KESIMPULAN DAN SARAN
Kesimpulan …
Sedangkan perspektif UU ITE mengenai adanya konten pornografi yang melibatkan anak-anak melanggar pasal 27 ayat (1) UU ITE karena turut serta menyebarluaskan konten pornografi agar dapat dilihat melalui masyarakat luas.

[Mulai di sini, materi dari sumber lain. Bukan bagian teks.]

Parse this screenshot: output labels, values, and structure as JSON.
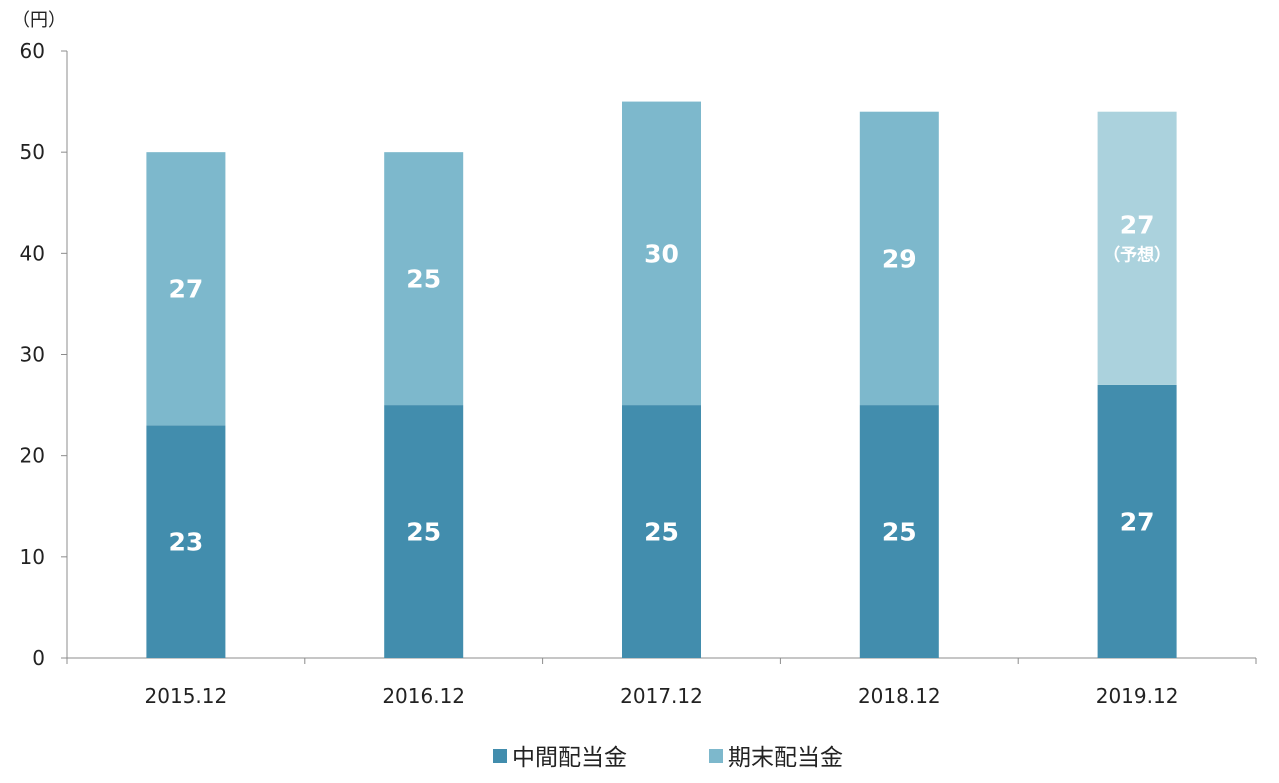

Sedangkan kebijakan pidana yang dilakukan oleh unit PPA Polrestabes Medan dalam menangani kasus anak korban konten pornografi adalah dengan melaksanakan Peraturan Pemerintah Nomor 40 Tahun 2011 tentang Pembinaan, Pendampingan dan Rehabilitasi Anak yang Menjadi Korban atau Pelaku Pornografi yaitu mengembalikan hak anak korban.
Saran
Notonagoro, “Pembukaan UUD 1945 (Azas Pokok-Pokok Dasar Negara Indonesia” dalam Filsafat Dasar Negara Pancasila, Jakarta: Pantjuran Tudjuh, Cetakan Keempat, t.t. Bernard Arief Sidharta (2), “Studi Filsafat Negara of Law”, dalam Jentera Law Journal, Jakarta: Pusat Studi Hukum dan Kebijakan (PSHK), Edisi 3 Tahun II, November 2004. Heru Sujamawardi, “Analisis Hukum Pasal 27(1) UU No 19 Tahun 2016 tentang Perubahan terhadap Undang-Undang Nomor 11 Tahun 2008 tentang Informasi dan Transaksi Elektronik”, dalam Dialogia Iuridica: Jurnal Hukum Bisnis dan Investasi, Volume 9, Nomor 2, April 2018.
Mahsun Ismail, “Cyberpornography Criminal Law Policy Against Victim Protection”, dalam HES: Journal of Sharia Economic Law, Volume I, Nommer 2, Oktober 2018. Shofiyul Fuad Hakiki, “Exploitation of Child Services Volgens Wet Nommer 23 van 2002 en Hukum Pidana Islam ', dalam Al-Jinayah: Jurnal Hukum Pidana Islam, Volume 2, Nomor 1, 2017. Titik Suharti, “Tujuan Hukuman dalam UU Pornografi”, dalam Jurnal Perspektif, Volume XVI, Nomor 2, 2012 April-uitgawe.